Sur photographies elle reconnut deux inspecteurs, selon son épouse son mari s’adressa à l’un et aurait déclaré : « Je vous ai tout dit ce que j’avais sur la conscience, je ne puis rien vous dire de plus. »
Elle déposa plainte « contre les fonctionnaires » qui procédèrent « à son arrestation et notamment contre ceux qui se sont livrés à des sévices sur sa personne. »
Rentré en France le 30 avril 1945, Jean Doutre devint responsable permanent de la Bourse du Travail de Boulogne-Billancourt puis, à partir de 1948, responsable permanent des syndicats de Pantin, Aubervilliers, La Courneuve et du Bourget. Permanent à la Fédération des Métaux jusqu’en 1949, collaborateur du bureau confédéral de la CGT en 1950, il cessa toute activité en 1965 pour raison de santé. Conseiller municipal communiste de Pantin en 1959, il accéda à la fonction de maire adjoint.
Jean Doutre a été homologué au titre de la Résistance intérieure française (RIF), et Déporté interné résistant (DIR).

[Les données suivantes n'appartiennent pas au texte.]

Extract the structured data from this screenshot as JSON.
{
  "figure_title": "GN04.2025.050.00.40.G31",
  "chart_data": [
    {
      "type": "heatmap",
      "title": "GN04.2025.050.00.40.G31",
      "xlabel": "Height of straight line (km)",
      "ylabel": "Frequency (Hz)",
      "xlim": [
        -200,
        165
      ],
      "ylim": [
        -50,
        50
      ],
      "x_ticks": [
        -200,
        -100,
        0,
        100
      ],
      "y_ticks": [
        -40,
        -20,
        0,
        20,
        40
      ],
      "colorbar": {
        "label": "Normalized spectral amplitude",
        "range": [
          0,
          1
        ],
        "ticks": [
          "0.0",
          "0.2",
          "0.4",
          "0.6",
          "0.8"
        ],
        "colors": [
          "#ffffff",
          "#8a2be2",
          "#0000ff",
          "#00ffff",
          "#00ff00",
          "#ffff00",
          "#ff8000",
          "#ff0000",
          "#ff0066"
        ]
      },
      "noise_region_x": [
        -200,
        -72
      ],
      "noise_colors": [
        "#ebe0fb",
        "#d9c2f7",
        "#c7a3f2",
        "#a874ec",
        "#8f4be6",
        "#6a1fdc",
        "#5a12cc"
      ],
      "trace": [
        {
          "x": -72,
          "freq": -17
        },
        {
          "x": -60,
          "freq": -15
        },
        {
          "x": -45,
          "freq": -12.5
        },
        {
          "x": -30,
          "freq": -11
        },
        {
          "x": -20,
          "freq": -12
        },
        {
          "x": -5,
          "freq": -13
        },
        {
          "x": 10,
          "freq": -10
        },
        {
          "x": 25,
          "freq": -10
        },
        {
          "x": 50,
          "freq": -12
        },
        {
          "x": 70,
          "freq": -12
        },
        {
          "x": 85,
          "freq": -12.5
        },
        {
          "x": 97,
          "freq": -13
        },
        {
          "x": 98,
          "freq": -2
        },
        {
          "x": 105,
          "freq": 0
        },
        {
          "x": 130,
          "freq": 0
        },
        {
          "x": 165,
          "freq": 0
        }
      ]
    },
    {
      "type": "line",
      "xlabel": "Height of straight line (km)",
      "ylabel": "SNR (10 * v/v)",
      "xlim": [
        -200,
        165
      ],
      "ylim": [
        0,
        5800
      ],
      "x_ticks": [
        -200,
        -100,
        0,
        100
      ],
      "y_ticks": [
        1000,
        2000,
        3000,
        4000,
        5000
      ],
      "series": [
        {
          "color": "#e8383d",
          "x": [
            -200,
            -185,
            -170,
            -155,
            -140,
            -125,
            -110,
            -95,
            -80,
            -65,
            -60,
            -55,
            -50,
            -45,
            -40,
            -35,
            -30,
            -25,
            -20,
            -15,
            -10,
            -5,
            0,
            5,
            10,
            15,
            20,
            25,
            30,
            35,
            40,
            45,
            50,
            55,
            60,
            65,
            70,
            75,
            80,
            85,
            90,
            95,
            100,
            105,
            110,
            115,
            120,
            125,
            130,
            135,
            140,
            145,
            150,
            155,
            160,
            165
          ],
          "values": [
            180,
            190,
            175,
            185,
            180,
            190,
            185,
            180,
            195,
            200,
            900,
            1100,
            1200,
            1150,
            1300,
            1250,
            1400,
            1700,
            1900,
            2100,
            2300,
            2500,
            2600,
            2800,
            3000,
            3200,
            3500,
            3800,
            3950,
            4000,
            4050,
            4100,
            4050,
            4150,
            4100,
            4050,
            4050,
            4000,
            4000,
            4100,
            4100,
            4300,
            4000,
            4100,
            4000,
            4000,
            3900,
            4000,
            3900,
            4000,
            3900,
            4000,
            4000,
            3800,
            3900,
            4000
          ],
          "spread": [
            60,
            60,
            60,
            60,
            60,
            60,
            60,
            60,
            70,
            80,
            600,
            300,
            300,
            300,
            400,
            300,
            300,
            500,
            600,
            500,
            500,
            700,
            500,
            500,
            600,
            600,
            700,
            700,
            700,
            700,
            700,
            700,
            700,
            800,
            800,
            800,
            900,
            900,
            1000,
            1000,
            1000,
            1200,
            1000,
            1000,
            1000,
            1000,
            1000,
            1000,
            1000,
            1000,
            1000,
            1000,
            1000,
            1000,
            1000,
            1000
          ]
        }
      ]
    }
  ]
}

Il mourut le 5 avril 1977 à Pantin en Seine-Saint-Denis.
Par Daniel Grason
SOURCES : AN Z/4/80 dossier 536. – Arch. PPo. 77 W 5364-310721. – Bureau Résistance GR 16 P 191519. – J. Boutonnet, L’implantation du Parti communiste à Pantin, dans l’entre-deux-guerres, mémoire de maîtrise, Paris I, 1972, (cette notice reprend presque intégralement un passage du Mémoire de Boutonnet sur l’avant-guerre et après le 30 avril 1945). – Annette Wieviorka, 1945 La découverte, Éd. Seuil, 2015. – Olivier Lalieu, La zone grise ? La résistance française à Buchenwald, préface de Jorge Semprun, Éd. Tallandier, 2005. – Pierre Durand, Les Français à Buchenwald et à Dora, Éd. Sociales, 1977. – Livre-Mémorial, FMD, Éd. Tirésias, 2004. – AD de la Haute-Loire État civil numérisé 6 E 34/12 acte n° 3. – État civil de Saint-Étienne.